Do you have diabetes? Or does someone you know have diabetes? Then what I'm about to say is very important to you. Diabetes is a disease in which the blood sugar level in the body increases. This can cause damage to our eyes in unexpected ways. That damage is called `(Diabetes-Related Retinopathy)` or diabetes-related retinal disease. Let's talk about this in detail today, okay?
What is Diabetes-Related Retinopathy?
Simply put, `(Diabetes-Related Retinopathy)` means that diabetes weakens and damages the blood vessels in the retina inside your eyes. Think of it like a camera. The retina works like the film in this camera. It is here that images are recognized when light falls. So, when these small vessels that supply blood to the retina are damaged due to diabetes, the retina also stops working properly. This can lead to decreased vision, blurred vision, and eventually, even blindness .
Not everyone with diabetes will get this condition. And, there are things we can do to delay its onset, or even reduce its impact if it does. So don't be afraid, okay? Let's talk about that too.
There are two stages of this disease.
`(Diabetes-Related Retinopathy)` does not get worse all at once. It has two main stages.
1. Early stage: Nonproliferative diabetes-related retinopathy (NPDR)
This is the early stage of the disease. During this stage, blood vessels in the retina begin to leak blood. Think of it like a broken water pipe. This damage can cause some of the blood vessels to become blocked. This happens as the body tries to repair the damage. You may not have any major symptoms at this stage.
2. Severe case: Proliferative diabetes-related retinopathy (PDR)
NPDR progresses to the stage called PDR when the damaged blood vessels become more severe.

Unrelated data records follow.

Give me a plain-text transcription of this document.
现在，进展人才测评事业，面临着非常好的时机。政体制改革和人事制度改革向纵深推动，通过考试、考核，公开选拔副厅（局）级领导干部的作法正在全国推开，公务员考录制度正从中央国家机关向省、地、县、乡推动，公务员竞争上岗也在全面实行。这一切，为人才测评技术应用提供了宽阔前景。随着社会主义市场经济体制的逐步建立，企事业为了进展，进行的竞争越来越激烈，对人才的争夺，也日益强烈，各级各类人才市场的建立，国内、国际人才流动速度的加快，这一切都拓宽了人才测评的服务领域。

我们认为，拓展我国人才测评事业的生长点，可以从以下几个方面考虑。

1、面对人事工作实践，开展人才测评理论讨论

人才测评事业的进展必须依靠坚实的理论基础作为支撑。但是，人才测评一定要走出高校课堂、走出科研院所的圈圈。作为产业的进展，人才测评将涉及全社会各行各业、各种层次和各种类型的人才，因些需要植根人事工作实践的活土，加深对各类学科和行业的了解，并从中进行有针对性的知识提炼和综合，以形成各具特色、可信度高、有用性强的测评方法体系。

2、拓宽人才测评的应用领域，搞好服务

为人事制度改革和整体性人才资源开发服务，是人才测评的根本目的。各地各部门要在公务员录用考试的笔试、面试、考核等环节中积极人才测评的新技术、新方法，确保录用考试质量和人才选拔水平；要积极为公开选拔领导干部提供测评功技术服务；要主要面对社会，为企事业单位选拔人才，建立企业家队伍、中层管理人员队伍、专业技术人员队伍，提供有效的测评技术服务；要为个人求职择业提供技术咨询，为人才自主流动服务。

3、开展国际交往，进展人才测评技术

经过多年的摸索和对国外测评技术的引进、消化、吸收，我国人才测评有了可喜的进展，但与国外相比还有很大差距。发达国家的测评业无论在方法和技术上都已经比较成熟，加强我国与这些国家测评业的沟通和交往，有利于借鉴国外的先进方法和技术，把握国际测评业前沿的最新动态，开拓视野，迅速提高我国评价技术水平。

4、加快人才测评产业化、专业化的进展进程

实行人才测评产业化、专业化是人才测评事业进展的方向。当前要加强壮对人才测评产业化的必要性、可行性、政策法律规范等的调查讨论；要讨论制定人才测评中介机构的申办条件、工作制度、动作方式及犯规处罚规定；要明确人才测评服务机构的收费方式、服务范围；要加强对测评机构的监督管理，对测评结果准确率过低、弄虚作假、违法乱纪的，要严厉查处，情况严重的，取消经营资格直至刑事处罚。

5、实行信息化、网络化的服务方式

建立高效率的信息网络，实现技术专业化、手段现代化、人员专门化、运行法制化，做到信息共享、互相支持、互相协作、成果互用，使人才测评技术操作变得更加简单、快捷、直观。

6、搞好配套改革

This is when new, but weaker, blood vessels begin to form in place of the damaged ones. These new vessels are formed in an attempt to increase blood flow to the retina. However, these new vessels are very weak and can easily burst and bleed. This blood can collect in the jelly-like substance inside the eye called the vitreous. Since these new vessels form on the surface of the retina, over time the jelly can stick to these vessels and the retina can detach (retinal detachments) . If this happens, the chances of blindness are high.
What are the symptoms of this disease?
In the early stages of Diabetes-Related Retinopathy, you may not notice any symptoms. That's the scary part. You may not notice any changes in your vision until the damage is more extensive. However, once symptoms start to appear, they can include:
- Blurred or distorted vision: It feels like you're looking through a fog, or things seem to be stretched out.
- Changes in color perception: Colors that were previously clearly visible may now appear faded or less vivid. You may even develop new color blindness.
- Night blindness (nyctalopia): Vision is greatly reduced at night.
- Eye floaters (myodesopsias): The sensation of seeing small black dots or threads floating in front of the eyes.
- Blind spots (scotomas): Some parts of what you see are invisible.
- Visual field defects: The amount of vision in the surrounding area is reduced.
- Weakening of vision and eventual loss of vision.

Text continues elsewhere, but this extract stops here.